Research done on PJ paralysis in Britain found that the simple act of getting dressed daily speeds up recovery. Patients who got into their street clothes had lower rates of infection, pressure ulcers (known commonly as bedsores) and falls, and were discharged, on average, 1.5 days earlier.
In a health system such as Canada’s, where hospitals are chronically at over-capacity, all that can make a difference. But it is the benefit to individual patients that really matters.
Consider that during a 10-day hospital stay, an elderly person can lose 10 per cent of their muscle mass – that’s the equivalent of 10 years of aging.
Falls, which can be deadly, particularly for the frail elderly, are far too common in hospitals. But, paradoxically, the way to prevent falls is to ensure patients get out of bed often. At Salford Royal Hospital in Britain, the End PJ Paralysis campaign resulted in the number of falls dropping to two a month from 12 a month.
Similarly, bedsores fell sharply among patients who got dressed daily. Bedsores are one of the most painful conditions, and the infections patients contract often lead to a spiralling downward, and they are extremely costly to treat – more than $1.1-billion in Canada annually.
Almost two-thirds of people who are hospitalized are over the age of 65. Canada also has thousands of “alternate level of care” patients who live in hospitals because they have nowhere else to go.
The deconditioning they experience in hospital can literally be deadly. Lying in bed for long periods of time can quickly lead to patients losing the ability to carry out routine activities of daily living like toileting, bathing, getting out of bed and getting dressed.
Learned helplessness should not be a symptom of a hospitalization.
Helping people get dressed, getting them out of their sickness uniform, can enhance their sense of dignity, safety, and prepare them to leave hospital for home.

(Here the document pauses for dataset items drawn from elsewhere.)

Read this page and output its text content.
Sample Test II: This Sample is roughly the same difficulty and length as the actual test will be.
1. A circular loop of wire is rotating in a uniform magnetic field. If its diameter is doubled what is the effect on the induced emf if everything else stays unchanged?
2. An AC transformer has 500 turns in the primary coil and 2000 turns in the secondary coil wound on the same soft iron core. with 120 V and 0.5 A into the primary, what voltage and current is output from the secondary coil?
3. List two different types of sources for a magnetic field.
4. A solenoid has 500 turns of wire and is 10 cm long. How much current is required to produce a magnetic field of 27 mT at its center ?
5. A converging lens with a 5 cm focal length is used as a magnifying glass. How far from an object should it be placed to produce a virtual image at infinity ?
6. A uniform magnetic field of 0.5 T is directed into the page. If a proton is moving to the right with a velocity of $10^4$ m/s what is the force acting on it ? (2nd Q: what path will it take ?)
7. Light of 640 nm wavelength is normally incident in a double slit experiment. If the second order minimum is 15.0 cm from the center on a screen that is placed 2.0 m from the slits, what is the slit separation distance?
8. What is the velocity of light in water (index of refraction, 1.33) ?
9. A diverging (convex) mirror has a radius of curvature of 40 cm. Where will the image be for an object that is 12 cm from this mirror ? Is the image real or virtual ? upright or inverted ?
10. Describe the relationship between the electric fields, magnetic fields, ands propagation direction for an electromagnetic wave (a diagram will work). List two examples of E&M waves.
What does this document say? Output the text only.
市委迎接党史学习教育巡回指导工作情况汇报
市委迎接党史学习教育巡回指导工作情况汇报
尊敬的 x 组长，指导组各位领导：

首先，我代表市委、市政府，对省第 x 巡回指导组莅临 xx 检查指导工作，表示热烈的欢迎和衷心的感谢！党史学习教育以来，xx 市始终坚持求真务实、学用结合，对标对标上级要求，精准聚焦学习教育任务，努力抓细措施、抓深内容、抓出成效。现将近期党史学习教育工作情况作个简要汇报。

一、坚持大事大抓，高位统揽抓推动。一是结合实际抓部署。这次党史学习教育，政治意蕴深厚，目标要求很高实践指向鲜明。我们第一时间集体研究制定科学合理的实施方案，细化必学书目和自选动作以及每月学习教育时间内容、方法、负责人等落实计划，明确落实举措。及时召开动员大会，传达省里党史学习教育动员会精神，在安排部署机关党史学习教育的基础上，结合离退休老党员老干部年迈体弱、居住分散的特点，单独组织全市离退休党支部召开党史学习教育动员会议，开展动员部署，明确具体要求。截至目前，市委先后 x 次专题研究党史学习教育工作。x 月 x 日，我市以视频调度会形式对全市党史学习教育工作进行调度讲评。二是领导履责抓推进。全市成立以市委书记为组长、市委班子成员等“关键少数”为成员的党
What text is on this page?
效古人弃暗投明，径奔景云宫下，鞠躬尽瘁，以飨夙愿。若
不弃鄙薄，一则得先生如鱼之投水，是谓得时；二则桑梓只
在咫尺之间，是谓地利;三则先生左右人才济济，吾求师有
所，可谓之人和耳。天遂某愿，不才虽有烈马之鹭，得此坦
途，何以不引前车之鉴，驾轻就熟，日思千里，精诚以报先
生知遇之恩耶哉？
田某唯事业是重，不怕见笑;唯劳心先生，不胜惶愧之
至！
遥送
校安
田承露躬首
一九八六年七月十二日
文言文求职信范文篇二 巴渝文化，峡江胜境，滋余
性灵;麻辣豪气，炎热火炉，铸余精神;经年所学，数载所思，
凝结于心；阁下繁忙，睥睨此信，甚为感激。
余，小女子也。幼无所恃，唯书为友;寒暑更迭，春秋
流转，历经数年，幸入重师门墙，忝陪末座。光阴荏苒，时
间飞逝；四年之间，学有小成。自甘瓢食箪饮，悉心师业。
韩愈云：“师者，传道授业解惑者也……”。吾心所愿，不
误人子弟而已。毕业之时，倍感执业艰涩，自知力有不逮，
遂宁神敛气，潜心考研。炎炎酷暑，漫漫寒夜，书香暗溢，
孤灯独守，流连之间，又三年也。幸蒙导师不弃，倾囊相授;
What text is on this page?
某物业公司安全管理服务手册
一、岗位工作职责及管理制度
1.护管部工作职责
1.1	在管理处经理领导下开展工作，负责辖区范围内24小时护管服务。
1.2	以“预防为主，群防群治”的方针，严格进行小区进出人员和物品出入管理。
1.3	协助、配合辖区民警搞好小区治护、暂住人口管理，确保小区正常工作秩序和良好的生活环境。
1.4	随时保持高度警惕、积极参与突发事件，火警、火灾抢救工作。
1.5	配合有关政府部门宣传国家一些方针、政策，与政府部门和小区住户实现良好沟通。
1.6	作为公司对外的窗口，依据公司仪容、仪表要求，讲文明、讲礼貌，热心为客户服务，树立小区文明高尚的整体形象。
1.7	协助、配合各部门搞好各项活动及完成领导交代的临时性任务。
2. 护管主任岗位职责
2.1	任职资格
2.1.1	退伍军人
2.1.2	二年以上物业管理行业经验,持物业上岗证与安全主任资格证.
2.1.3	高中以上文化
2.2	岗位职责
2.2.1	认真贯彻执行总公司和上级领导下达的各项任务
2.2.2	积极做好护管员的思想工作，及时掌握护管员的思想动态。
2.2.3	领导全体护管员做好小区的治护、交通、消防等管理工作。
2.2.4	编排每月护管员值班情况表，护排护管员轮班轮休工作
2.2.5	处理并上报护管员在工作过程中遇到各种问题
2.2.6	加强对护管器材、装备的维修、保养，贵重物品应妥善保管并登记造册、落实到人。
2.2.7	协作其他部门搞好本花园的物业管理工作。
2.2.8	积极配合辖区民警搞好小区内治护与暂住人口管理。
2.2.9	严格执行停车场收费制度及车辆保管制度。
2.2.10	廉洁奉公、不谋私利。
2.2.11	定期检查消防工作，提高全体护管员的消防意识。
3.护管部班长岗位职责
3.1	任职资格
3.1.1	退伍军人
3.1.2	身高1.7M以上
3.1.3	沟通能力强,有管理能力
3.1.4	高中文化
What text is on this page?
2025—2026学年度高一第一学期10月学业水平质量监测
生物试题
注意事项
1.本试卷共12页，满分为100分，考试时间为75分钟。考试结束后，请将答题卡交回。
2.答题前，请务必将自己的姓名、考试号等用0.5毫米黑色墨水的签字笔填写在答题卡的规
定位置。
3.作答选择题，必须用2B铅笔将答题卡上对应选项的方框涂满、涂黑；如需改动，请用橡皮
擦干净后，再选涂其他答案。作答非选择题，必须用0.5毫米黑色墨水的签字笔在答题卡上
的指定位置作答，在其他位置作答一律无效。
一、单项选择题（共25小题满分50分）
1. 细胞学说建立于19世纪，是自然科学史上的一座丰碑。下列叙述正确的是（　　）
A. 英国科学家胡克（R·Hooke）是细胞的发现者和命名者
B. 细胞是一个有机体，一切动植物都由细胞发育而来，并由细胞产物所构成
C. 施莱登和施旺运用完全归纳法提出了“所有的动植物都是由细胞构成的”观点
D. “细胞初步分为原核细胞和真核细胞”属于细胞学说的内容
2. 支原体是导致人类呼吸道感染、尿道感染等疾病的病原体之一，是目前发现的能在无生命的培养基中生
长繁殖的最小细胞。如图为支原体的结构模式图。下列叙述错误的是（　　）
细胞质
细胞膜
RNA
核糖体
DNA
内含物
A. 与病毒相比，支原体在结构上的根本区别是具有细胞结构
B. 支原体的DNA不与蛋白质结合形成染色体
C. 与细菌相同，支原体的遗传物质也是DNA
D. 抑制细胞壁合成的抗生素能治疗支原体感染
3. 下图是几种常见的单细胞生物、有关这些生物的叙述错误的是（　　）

We should not pretend this is easy. Getting people dressed requires a lot of time from already-overworked nurses and personal support workers.
An important lesson to retain from Britain’s End PJ Paralysis campaign is that getting people dressed is just part of the solution. Once they are dressed, there need to be activities, group meals, visits from therapy animals – in other words, there needs to be a reason to get up and about.
That requires investment in programs and staffing and, above all, it requires a different mindset. And few things are more difficult than changing hospital culture, no matter how good it is for patients.